Cacique Ilson: A Itaipu concordou com a existência da dívida histórica, mas eles negam ter algo a ver com a demarcação de terra - principalmente a questão da segurança (dos indígenas), que para Itaipu é dever do Estado. Então a Itaipu paga o Estado pelas terras, que então paga os fazendeiros. Com muita dificuldade encontramos reuniões e pedimos o mínimo esforço da Itaipu e do governo para que a violência diminuísse. Através da Comissão Guarani-Yvyrupá pedimos um perímetro de segurança, que nos deixasse longe da pulverização de veneno e das invasões, isso foi pedido a Itaipu, mas ela reiterava dizendo que nada tinha a ver com isso. Pedimos que somente metade do território (12 mil hectares) fosse regularizada, para ter direito ao mínimo de assistência pública, espaço para escolas, posto de saúde. Daí a Itaipu propôs 1500 hectares, o que achamos ridículo. Mas não tínhamos alternativa, pois eles continuavam irredutíveis.
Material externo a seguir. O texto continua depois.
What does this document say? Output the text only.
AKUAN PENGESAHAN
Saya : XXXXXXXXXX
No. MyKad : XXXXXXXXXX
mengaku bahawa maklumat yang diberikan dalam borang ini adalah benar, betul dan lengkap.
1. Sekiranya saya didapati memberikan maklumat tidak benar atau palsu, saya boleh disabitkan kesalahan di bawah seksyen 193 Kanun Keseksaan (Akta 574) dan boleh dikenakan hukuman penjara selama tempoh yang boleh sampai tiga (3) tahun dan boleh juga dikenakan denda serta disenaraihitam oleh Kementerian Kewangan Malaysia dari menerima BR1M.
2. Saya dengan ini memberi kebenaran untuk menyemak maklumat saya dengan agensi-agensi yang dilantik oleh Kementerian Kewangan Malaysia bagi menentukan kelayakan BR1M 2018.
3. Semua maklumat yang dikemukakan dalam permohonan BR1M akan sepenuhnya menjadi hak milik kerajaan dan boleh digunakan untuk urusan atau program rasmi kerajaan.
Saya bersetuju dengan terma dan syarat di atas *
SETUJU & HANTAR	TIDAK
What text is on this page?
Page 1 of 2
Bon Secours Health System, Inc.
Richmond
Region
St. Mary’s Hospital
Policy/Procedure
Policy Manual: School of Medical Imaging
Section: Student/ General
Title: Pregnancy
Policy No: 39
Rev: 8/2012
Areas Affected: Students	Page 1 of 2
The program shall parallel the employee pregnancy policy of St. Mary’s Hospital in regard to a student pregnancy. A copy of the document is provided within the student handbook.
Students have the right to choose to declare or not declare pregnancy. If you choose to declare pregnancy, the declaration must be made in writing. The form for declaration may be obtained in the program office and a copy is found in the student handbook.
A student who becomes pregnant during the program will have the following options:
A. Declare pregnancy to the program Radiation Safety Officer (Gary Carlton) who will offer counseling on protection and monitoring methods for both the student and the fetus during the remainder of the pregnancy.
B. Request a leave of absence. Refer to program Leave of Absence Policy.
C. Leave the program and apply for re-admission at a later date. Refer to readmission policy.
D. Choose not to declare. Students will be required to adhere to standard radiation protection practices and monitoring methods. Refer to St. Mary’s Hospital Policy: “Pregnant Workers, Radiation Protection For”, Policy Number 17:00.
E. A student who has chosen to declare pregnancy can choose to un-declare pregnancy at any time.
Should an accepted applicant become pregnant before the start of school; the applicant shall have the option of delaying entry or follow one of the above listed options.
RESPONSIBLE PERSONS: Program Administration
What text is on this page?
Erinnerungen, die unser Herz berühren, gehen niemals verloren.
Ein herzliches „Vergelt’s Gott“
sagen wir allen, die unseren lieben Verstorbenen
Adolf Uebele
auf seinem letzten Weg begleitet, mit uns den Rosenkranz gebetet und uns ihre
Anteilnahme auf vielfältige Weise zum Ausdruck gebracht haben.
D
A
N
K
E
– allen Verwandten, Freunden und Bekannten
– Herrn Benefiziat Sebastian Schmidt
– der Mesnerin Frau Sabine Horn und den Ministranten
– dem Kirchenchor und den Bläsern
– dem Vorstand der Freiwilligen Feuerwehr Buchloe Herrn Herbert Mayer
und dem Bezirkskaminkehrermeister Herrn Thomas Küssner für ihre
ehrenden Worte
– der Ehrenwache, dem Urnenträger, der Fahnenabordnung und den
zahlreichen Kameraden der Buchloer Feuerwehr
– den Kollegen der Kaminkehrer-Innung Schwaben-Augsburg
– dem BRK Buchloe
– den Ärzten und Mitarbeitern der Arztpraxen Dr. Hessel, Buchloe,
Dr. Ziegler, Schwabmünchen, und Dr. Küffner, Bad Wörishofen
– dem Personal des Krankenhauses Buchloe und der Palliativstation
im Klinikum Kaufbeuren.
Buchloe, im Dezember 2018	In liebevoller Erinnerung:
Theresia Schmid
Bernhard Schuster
Entramos, assim, com uma nova proposta de 6000 hectares para termos nosso perímetro de segurança, mais uma vez nossa proposta foi rejeitada, e as violências não foram impedidas. Então, a gente foi até o MPI e pediu para que houvesse ali uma intervenção do próprio Governo Federal. O governo federal também tinha que, minimamente, dar um sinal positivo para os Avá-Guarani. Mesmo assim, depois disso, a gente teve essa proposta de três mil hectares por aqui, para que ela fosse dividida nessas duas terras indígenas. E a gente já se encontrava sem alternativa. A gente estava vivendo uma guerra desigual, sofrendo tentativas de extermínio da comunidade, e não tinha alternativa. Eles falam que a gente aceitou uma proposta de três mil hectares, mas em que condições a gente aceitou? Porque a gente já não tinha outra alternativa. A gente estava morrendo, nossas famílias se perdendo, e então a gente teve que aceitar isso. Hoje, depois disso, a gente sempre vê com muita indignação que a gente teve, mais uma vez, que trocar os nossos direitos - que são primordiais para a nossa sobrevivência e para o nosso futuro - os direitos ancestrais sobre a terra, sobre o território que a gente ocupa. A gente teve que negociar isso com Itaipu e com o governo.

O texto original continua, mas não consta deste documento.